The River Unites Us
An interview with Bryan Cope by Sharon Davis
Bryan Cope is open space coordinator for Northampton County, PA and the chair of the Scenic Wild Delaware River (SWDR) Stewardship Council. This is one of a series of columns focused on the SWDR Geotourism Project, one of only 23 geotourism programs created by National Geographic worldwide.
How did you become involved with the SWDR geotourism initiative?
Cope: Working for Northampton County to protect and enhance the county’s environmental and recreational assets, I attended a partnership meeting for Delaware Water Gap National Recreation Area. I heard about this new geotourism initiative to help promote the type of tourism that I am working to build. It seemed like a natural fit. From that day forward, my work transformed to working on projects within Northampton County to enhancing an entire region.

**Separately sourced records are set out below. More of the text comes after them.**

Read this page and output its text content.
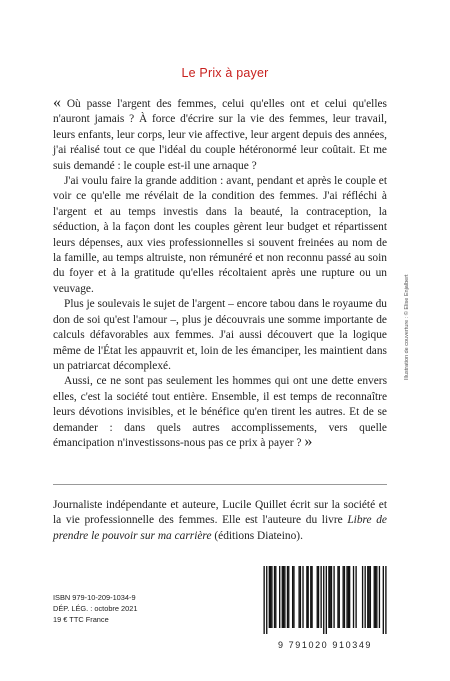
Le Prix à payer

« Où passe l'argent des femmes, celui qu'elles ont et celui qu'elles n'auront jamais ? À force d'écrire sur la vie des femmes, leur travail, leurs enfants, leur corps, leur vie affective, leur argent depuis des années, j'ai réalisé tout ce que l'idéal du couple hétéronormé leur coûtait. Et me suis demandé : le couple est-il une arnaque ?

J'ai voulu faire la grande addition : avant, pendant et après le couple et voir ce qu'elle me révélait de la condition des femmes. J'ai réfléchi à l'argent et au temps investis dans la beauté, la contraception, la séduction, à la façon dont les couples gèrent leur budget et répartissent leurs dépenses, aux vies professionnelles si souvent freinées au nom de la famille, au temps altruiste, non rémunéré et non reconnu passé au soin du foyer et à la gratitude qu'elles récoltaient après une rupture ou un veuvage.

Plus je soulevais le sujet de l'argent – encore tabou dans le royaume du don de soi qu'est l'amour –, plus je découvrais une somme importante de calculs défavorables aux femmes. J'ai aussi découvert que la logique même de l'État les appauvrit et, loin de les émanciper, les maintient dans un patriarcat décomplexé.

Aussi, ce ne sont pas seulement les hommes qui ont une dette envers elles, c'est la société tout entière. Ensemble, il est temps de reconnaître leurs dévotions invisibles, et le bénéfice qu'en tirent les autres. Et de se demander : dans quels autres accomplissements, vers quelle émancipation n'investissons-nous pas ce prix à payer ? »

Journaliste indépendante et auteure, Lucile Quillet écrit sur la société et la vie professionnelle des femmes. Elle est l'auteure du livre Libre de prendre le pouvoir sur ma carrière (éditions Diateino).
Illustration de couverture : © Elise Enjalbert
ISBN 979-10-209-1034-9
DÉP. LÉG. : octobre 2021
19 € TTC France
9 791020 910349
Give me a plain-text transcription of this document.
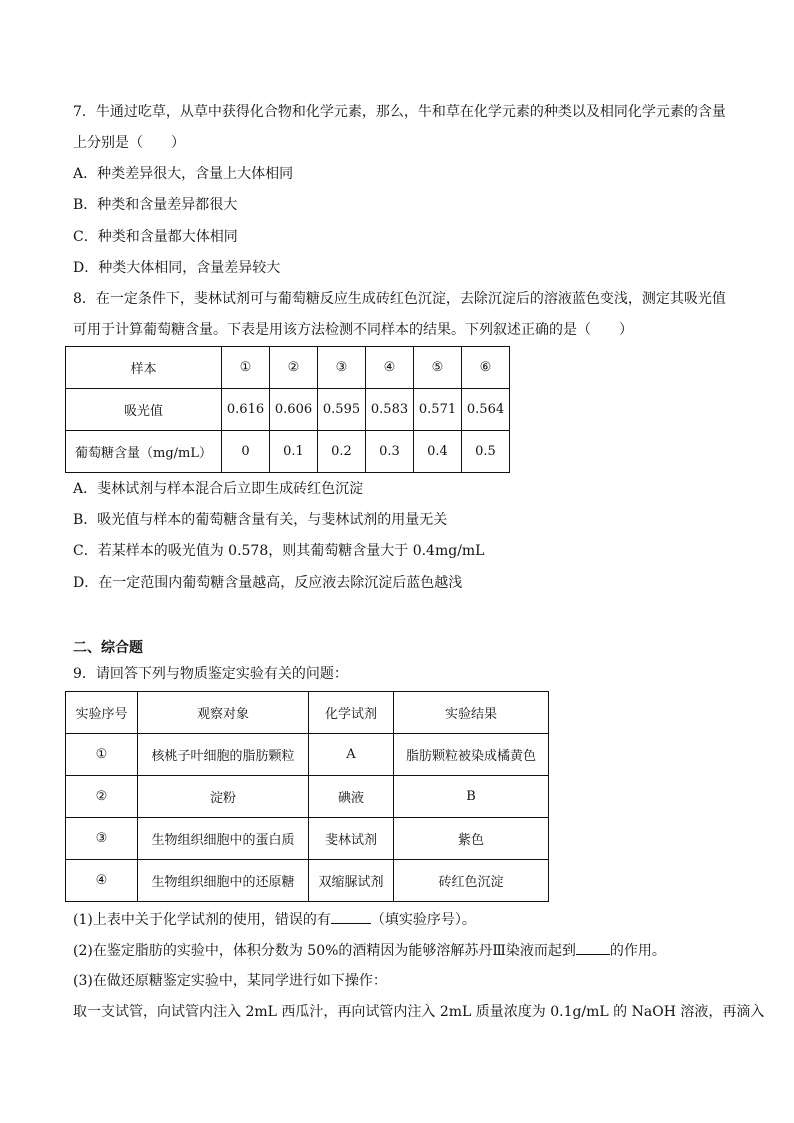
7．牛通过吃草，从草中获得化合物和化学元素，那么，牛和草在化学元素的种类以及相同化学元素的含量
上分别是（　　）
A．种类差异很大，含量上大体相同
B．种类和含量差异都很大
C．种类和含量都大体相同
D．种类大体相同，含量差异较大
8．在一定条件下，斐林试剂可与葡萄糖反应生成砖红色沉淀，去除沉淀后的溶液蓝色变浅，测定其吸光值
可用于计算葡萄糖含量。下表是用该方法检测不同样本的结果。下列叙述正确的是（　　）
样本	①	②	③	④	⑤	⑥
吸光值	0.616	0.606	0.595	0.583	0.571	0.564
葡萄糖含量（mg/mL）	0	0.1	0.2	0.3	0.4	0.5
A．斐林试剂与样本混合后立即生成砖红色沉淀
B．吸光值与样本的葡萄糖含量有关，与斐林试剂的用量无关
C．若某样本的吸光值为 0.578，则其葡萄糖含量大于 0.4mg/mL
D．在一定范围内葡萄糖含量越高，反应液去除沉淀后蓝色越浅
二、综合题
9．请回答下列与物质鉴定实验有关的问题：
实验序号	观察对象	化学试剂	实验结果
①	核桃子叶细胞的脂肪颗粒	A	脂肪颗粒被染成橘黄色
②	淀粉	碘液	B
③	生物组织细胞中的蛋白质	斐林试剂	紫色
④	生物组织细胞中的还原糖	双缩脲试剂	砖红色沉淀
(1)上表中关于化学试剂的使用，错误的有	（填实验序号）。
(2)在鉴定脂肪的实验中，体积分数为 50%的酒精因为能够溶解苏丹Ⅲ染液而起到 的作用。
(3)在做还原糖鉴定实验中，某同学进行如下操作：
取一支试管，向试管内注入 2mL 西瓜汁，再向试管内注入 2mL 质量浓度为 0.1g/mL 的 NaOH 溶液，再滴入
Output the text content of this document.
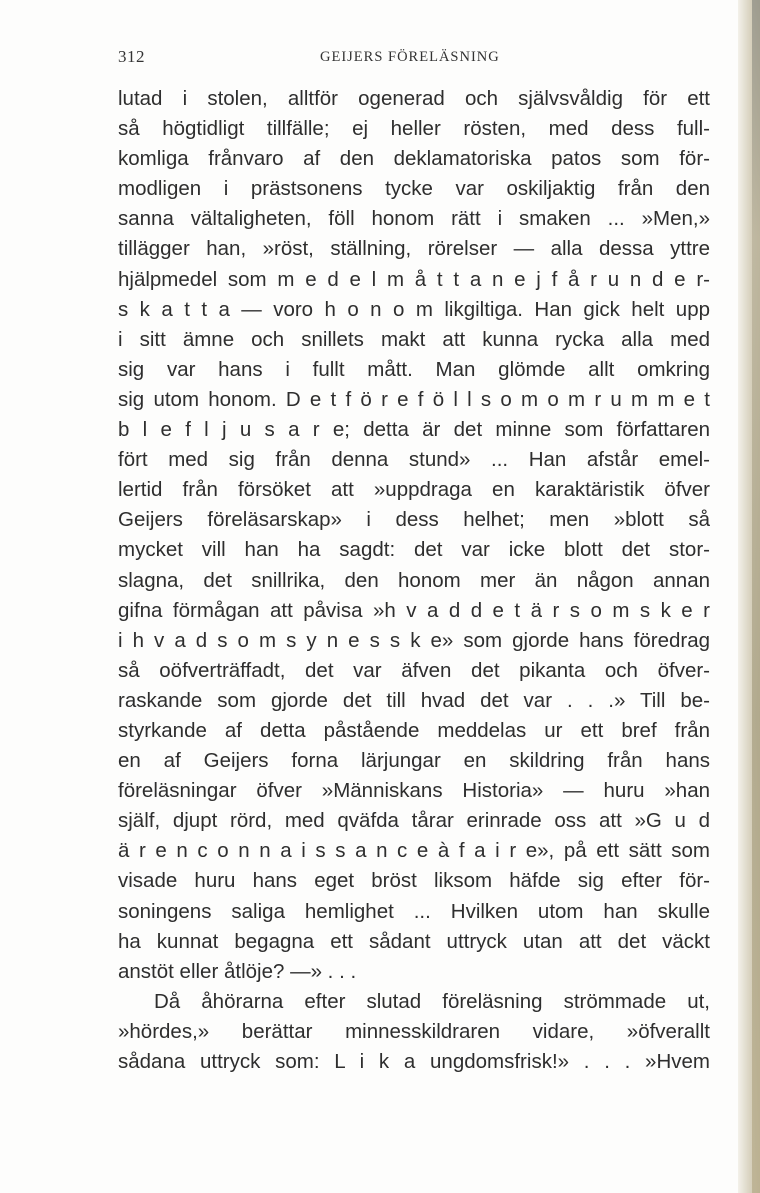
312	GEIJERS FÖRELÄSNING
lutad i stolen, alltför ogenerad och självsvåldig för ett
så högtidligt tillfälle; ej heller rösten, med dess full-
komliga frånvaro af den deklamatoriska patos som för-
modligen i prästsonens tycke var oskiljaktig från den
sanna vältaligheten, föll honom rätt i smaken ... »Men,»
tillägger han, »röst, ställning, rörelser — alla dessa yttre
hjälpmedel som m e d e l m å t t a n e j f å r u n d e r-
s k a t t a — voro h o n o m likgiltiga. Han gick helt upp
i sitt ämne och snillets makt att kunna rycka alla med
sig var hans i fullt mått. Man glömde allt omkring
sig utom honom. D e t f ö r e f ö l l s o m o m r u m m e t
b l e f l j u s a r e; detta är det minne som författaren
fört med sig från denna stund» ... Han afstår emel-
lertid från försöket att »uppdraga en karaktäristik öfver
Geijers föreläsarskap» i dess helhet; men »blott så
mycket vill han ha sagdt: det var icke blott det stor-
slagna, det snillrika, den honom mer än någon annan
gifna förmågan att påvisa »h v a d d e t ä r s o m s k e r
i h v a d s o m s y n e s s k e» som gjorde hans föredrag
så oöfverträffadt, det var äfven det pikanta och öfver-
raskande som gjorde det till hvad det var . . .» Till be-
styrkande af detta påstående meddelas ur ett bref från
en af Geijers forna lärjungar en skildring från hans
föreläsningar öfver »Människans Historia» — huru »han
själf, djupt rörd, med qväfda tårar erinrade oss att »G u d
ä r e n c o n n a i s s a n c e à f a i r e», på ett sätt som
visade huru hans eget bröst liksom häfde sig efter för-
soningens saliga hemlighet ... Hvilken utom han skulle
ha kunnat begagna ett sådant uttryck utan att det väckt
anstöt eller åtlöje? —» . . .
Då åhörarna efter slutad föreläsning strömmade ut,
»hördes,» berättar minnesskildraren vidare, »öfverallt
sådana uttryck som: L i k a ungdomsfrisk!» . . . »Hvem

Geotourism encourages travelers to experience a region’s unique natural, cultural, heritage and recreational assets. Can you speak to how the SWDR initiative does that in a region that extends 150 miles from Hancock, NY to Easton, PA and Phillipsburg, NJ?
Cope: The SWDR is ripe with areas and people that show the rich history of the region. Showcasing a tradition of building guitars at Martin Guitar to a historic event at Woodstock, connecting the arts throughout the region to finding that special fishing spot; whatever is your niche, you can find it within the SWDR region.
As open space coordinator in Northampton County, do you have data on how creation and preservation of green space and local historical sites improve the local economy and attract new investment?
Cope: Northampton County’s borders are some of its biggest economic contributors. To the north lie the Kittatinny Ridge and the Appalachian Trail. To the west—the Lehigh River. To the east—the Delaware River. To the south are the Pennsylvania highlands. We have over 300 miles of land and water trails, over 15,000 acres of preserved farmland and thousands of acres of public open space lands. All of these areas produce recreation opportunities, small business opportunities and natural system services. In Northampton County alone, an estimated $351.2 million is spent on outdoor recreation each year and $201.7 million in natural system services.
Give us a few “must see” places on our website, ScenicWildDelawareRiver.com, that you recommend for travelers.
Cope: A few that have caught my eye are kayaking the Delaware River; the farmland of Warren County, NJ; and Narrowsburg, NY, a very cool small town. I’ll be staying a night or two at ECCE Bed & Breakfast this fall [in Barryville, NY], and hopefully getting to Catskills Brewery [in Livingston Manor, NY].
[Sharon Davis is the Delaware River Program Manager of the National Parks Conservation Association, www.npca.org. This column is syndicated by the Blue Valley Times.]